The more Larry now looks at his St Giles, the less he likes it. But at this point Bill Coldstream appears.
‘Just the men I wanted to see,’ he says.
He stands still for a moment, examining Larry’s picture.
‘Yes,’ he says. ‘Good. Do you know the Leicester Galleries?’
‘Of course,’ says Larry. ‘I saw the John Piper show there.’
‘They’re putting together a summer show. Artists of Promise and so on. Phillips has asked me to suggest some of our people. I’d like to put you and Armitage up for it.’
Larry is speechless. Armitage takes it in his stride.
‘How long have we got?’
‘They want to open in early July,’ says Coldstream. ‘So the selection will have to be done by the end of April, I should think.’
With this he departs.
‘That’s one in the eye for Fairlie,’ says Armitage.
‘I had no idea,’ says Larry.
He means he had no idea their teacher rated him so highly.
‘I told you you were good.’
‘No, you didn’t. You said I wasn’t bad.’
‘What you need, Larry,’ says Armitage, ‘is faith in yourself.’
‘Any idea where I’m to get it?’
‘The great thing you have to keep in mind,’ says Armitage, ‘is that everyone else is clueless. They’re all stumbling about in the dark. They’ve no idea what’s good and what isn’t. They’re waiting to be told. So all you have to do is tell them, loudly and often.’
Larry sighs.
‘Not my style, I’m afraid.’
* * *
Larry tells Nell the news that evening. She throws her arms round him and kisses him.
‘I knew it! You’re going to be famous!’
Nell no longer works as a life model at the school. She’s got herself a job as receptionist to an art dealer in Cork Street. Julius Weingard, according to Nell, is both queer and crooked, but by her account so is everyone else. She tells Larry hair-raising stories of how Weingard cheats his clients. Everyone knows, she says, it’s just how the art world works. No one believes in any artist’s actual worth, only in reputation and the degree to which that can be converted into sales.
‘I shall make Julius come to your show,’ Nell says. ‘Maybe he’ll decide to take you on. He’ll tell you to use brighter colours, darling. Everyone is tired of khaki.’
Nell continues to fascinate Larry, but their relationship is not simple. They sleep together but they don’t live together. Nell has her own digs, which Larry has never entered. She is often away, carrying out assignments for Weingard, or visiting friends about whom she tells him nothing. This other life, which she keeps from him with a teasing secrecy, should trouble him, and occasionally does. But the truth is that much of the time it suits him.

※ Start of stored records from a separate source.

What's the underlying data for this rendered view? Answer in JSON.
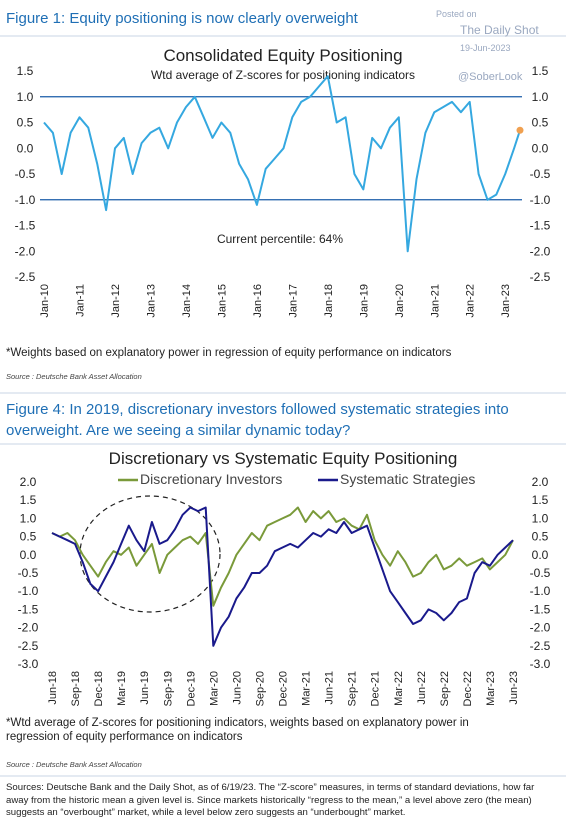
{
  "watermark": {
    "posted": "Posted on",
    "site": "The Daily Shot",
    "date": "19-Jun-2023",
    "handle": "@SoberLook"
  },
  "chart_data": [
    {
      "type": "line",
      "heading": "Figure 1: Equity positioning is now clearly overweight",
      "title": "Consolidated Equity Positioning",
      "subtitle": "Wtd average of Z-scores for positioning indicators",
      "annotation": "Current percentile: 64%",
      "footnote": "*Weights based on explanatory power in regression of equity performance on indicators",
      "source": "Source : Deutsche Bank Asset Allocation",
      "x": [
        "Jan-10",
        "Apr-10",
        "Jul-10",
        "Oct-10",
        "Jan-11",
        "Apr-11",
        "Jul-11",
        "Oct-11",
        "Jan-12",
        "Apr-12",
        "Jul-12",
        "Oct-12",
        "Jan-13",
        "Apr-13",
        "Jul-13",
        "Oct-13",
        "Jan-14",
        "Apr-14",
        "Jul-14",
        "Oct-14",
        "Jan-15",
        "Apr-15",
        "Jul-15",
        "Oct-15",
        "Jan-16",
        "Apr-16",
        "Jul-16",
        "Oct-16",
        "Jan-17",
        "Apr-17",
        "Jul-17",
        "Oct-17",
        "Jan-18",
        "Apr-18",
        "Jul-18",
        "Oct-18",
        "Jan-19",
        "Apr-19",
        "Jul-19",
        "Oct-19",
        "Jan-20",
        "Apr-20",
        "Jul-20",
        "Oct-20",
        "Jan-21",
        "Apr-21",
        "Jul-21",
        "Oct-21",
        "Jan-22",
        "Apr-22",
        "Jul-22",
        "Oct-22",
        "Jan-23",
        "Apr-23",
        "Jun-23"
      ],
      "series": [
        {
          "color": "#35a8e0",
          "end_marker_color": "#f0a050",
          "values": [
            0.5,
            0.3,
            -0.5,
            0.3,
            0.6,
            0.4,
            -0.3,
            -1.2,
            0.0,
            0.2,
            -0.5,
            0.1,
            0.3,
            0.4,
            0.0,
            0.5,
            0.8,
            1.0,
            0.6,
            0.2,
            0.5,
            0.3,
            -0.3,
            -0.6,
            -1.1,
            -0.4,
            -0.2,
            0.0,
            0.6,
            0.9,
            1.0,
            1.2,
            1.4,
            0.5,
            0.6,
            -0.5,
            -0.8,
            0.2,
            0.0,
            0.4,
            0.6,
            -2.0,
            -0.6,
            0.3,
            0.7,
            0.8,
            0.9,
            0.7,
            0.9,
            -0.5,
            -1.0,
            -0.9,
            -0.5,
            0.0,
            0.35
          ]
        }
      ],
      "ylim": [
        -2.5,
        1.5
      ],
      "yticks": [
        -2.5,
        {
          "value": -2,
          "label": "-2.0"
        },
        -1.5,
        {
          "value": -1,
          "label": "-1.0"
        },
        -0.5,
        {
          "value": 0,
          "label": "0.0"
        },
        0.5,
        {
          "value": 1,
          "label": "1.0"
        },
        1.5
      ],
      "ref_lines": [
        1,
        -1
      ],
      "ref_line_color": "#1a5ca8",
      "xticks": [
        "Jan-10",
        "Jan-11",
        "Jan-12",
        "Jan-13",
        "Jan-14",
        "Jan-15",
        "Jan-16",
        "Jan-17",
        "Jan-18",
        "Jan-19",
        "Jan-20",
        "Jan-21",
        "Jan-22",
        "Jan-23"
      ]
    },
    {
      "type": "line",
      "heading": "Figure 4: In 2019, discretionary investors followed systematic strategies into overweight. Are we seeing a similar dynamic today?",
      "title": "Discretionary vs Systematic Equity Positioning",
      "footnote": "*Wtd average of Z-scores for positioning indicators, weights based on explanatory power in regression of equity performance on indicators",
      "source": "Source : Deutsche Bank Asset Allocation",
      "x": [
        "Jun-18",
        "Jul-18",
        "Aug-18",
        "Sep-18",
        "Oct-18",
        "Nov-18",
        "Dec-18",
        "Jan-19",
        "Feb-19",
        "Mar-19",
        "Apr-19",
        "May-19",
        "Jun-19",
        "Jul-19",
        "Aug-19",
        "Sep-19",
        "Oct-19",
        "Nov-19",
        "Dec-19",
        "Jan-20",
        "Feb-20",
        "Mar-20",
        "Apr-20",
        "May-20",
        "Jun-20",
        "Jul-20",
        "Aug-20",
        "Sep-20",
        "Oct-20",
        "Nov-20",
        "Dec-20",
        "Jan-21",
        "Feb-21",
        "Mar-21",
        "Apr-21",
        "May-21",
        "Jun-21",
        "Jul-21",
        "Aug-21",
        "Sep-21",
        "Oct-21",
        "Nov-21",
        "Dec-21",
        "Jan-22",
        "Feb-22",
        "Mar-22",
        "Apr-22",
        "May-22",
        "Jun-22",
        "Jul-22",
        "Aug-22",
        "Sep-22",
        "Oct-22",
        "Nov-22",
        "Dec-22",
        "Jan-23",
        "Feb-23",
        "Mar-23",
        "Apr-23",
        "May-23",
        "Jun-23"
      ],
      "series": [
        {
          "name": "Discretionary Investors",
          "color": "#7a9a3a",
          "values": [
            0.6,
            0.5,
            0.6,
            0.4,
            0.0,
            -0.3,
            -0.6,
            -0.2,
            0.1,
            0.0,
            0.2,
            -0.3,
            0.0,
            0.3,
            -0.5,
            0.0,
            0.2,
            0.4,
            0.5,
            0.3,
            0.6,
            -1.4,
            -0.9,
            -0.5,
            0.0,
            0.3,
            0.6,
            0.4,
            0.8,
            0.9,
            1.0,
            1.1,
            1.3,
            0.9,
            1.2,
            1.0,
            1.2,
            0.9,
            1.0,
            0.8,
            0.7,
            1.1,
            0.4,
            0.0,
            -0.3,
            0.1,
            -0.2,
            -0.6,
            -0.5,
            -0.2,
            0.0,
            -0.4,
            -0.3,
            -0.1,
            -0.3,
            -0.2,
            -0.1,
            -0.4,
            -0.2,
            0.0,
            0.4
          ]
        },
        {
          "name": "Systematic Strategies",
          "color": "#1a1a8c",
          "values": [
            0.6,
            0.5,
            0.4,
            0.3,
            -0.2,
            -0.8,
            -1.0,
            -0.6,
            -0.2,
            0.3,
            0.8,
            0.4,
            0.1,
            0.9,
            0.3,
            0.4,
            0.7,
            1.1,
            1.3,
            1.2,
            1.3,
            -2.5,
            -2.0,
            -1.7,
            -1.2,
            -0.9,
            -0.5,
            -0.5,
            -0.3,
            0.1,
            0.2,
            0.3,
            0.2,
            0.4,
            0.6,
            0.5,
            0.7,
            0.6,
            0.9,
            0.6,
            0.7,
            0.8,
            0.2,
            -0.4,
            -1.0,
            -1.3,
            -1.6,
            -1.9,
            -1.8,
            -1.5,
            -1.6,
            -1.8,
            -1.6,
            -1.3,
            -1.2,
            -0.5,
            -0.2,
            -0.3,
            0.0,
            0.2,
            0.4
          ]
        }
      ],
      "ylim": [
        -3,
        2
      ],
      "yticks": [
        {
          "value": -3,
          "label": "-3.0"
        },
        -2.5,
        {
          "value": -2,
          "label": "-2.0"
        },
        -1.5,
        {
          "value": -1,
          "label": "-1.0"
        },
        -0.5,
        {
          "value": 0,
          "label": "0.0"
        },
        0.5,
        {
          "value": 1,
          "label": "1.0"
        },
        1.5,
        {
          "value": 2,
          "label": "2.0"
        }
      ],
      "xticks": [
        "Jun-18",
        "Sep-18",
        "Dec-18",
        "Mar-19",
        "Jun-19",
        "Sep-19",
        "Dec-19",
        "Mar-20",
        "Jun-20",
        "Sep-20",
        "Dec-20",
        "Mar-21",
        "Jun-21",
        "Sep-21",
        "Dec-21",
        "Mar-22",
        "Jun-22",
        "Sep-22",
        "Dec-22",
        "Mar-23",
        "Jun-23"
      ]
    }
  ],
  "sources_note": "Sources: Deutsche Bank and the Daily Shot, as of 6/19/23. The “Z-score” measures, in terms of standard deviations, how far away from the historic mean a given level is. Since markets historically “regress to the mean,” a level above zero (the mean) suggests an “overbought” market, while a level below zero suggests an “underbought” market."
}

Larry’s feelings for Nell are forever catching him by surprise. The volatility of their relationship both disturbs and excites him. When she’s away he can build up a longing for her that almost paralyses him. But when she’s been with him for a few days, he begins to withdraw into himself, and want to be alone.
‘You’re getting so middle-aged, Lawrence,’ she tells him. ‘You should let yourself go more.’

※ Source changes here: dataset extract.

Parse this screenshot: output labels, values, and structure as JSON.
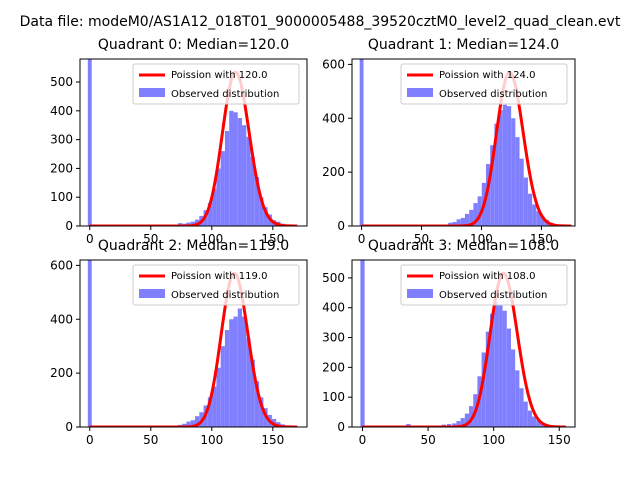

He knows she’s right, and he loves her for being a true Bohemian, a free spirit, a wild creature. But then there are the moments when he catches a glimpse of the other side of this freedom, and sees in her a lost child. Her youth and her powerful attractiveness disguise this inner core of fear, but every now and again it breaks through. Once, after making love, she began to cry.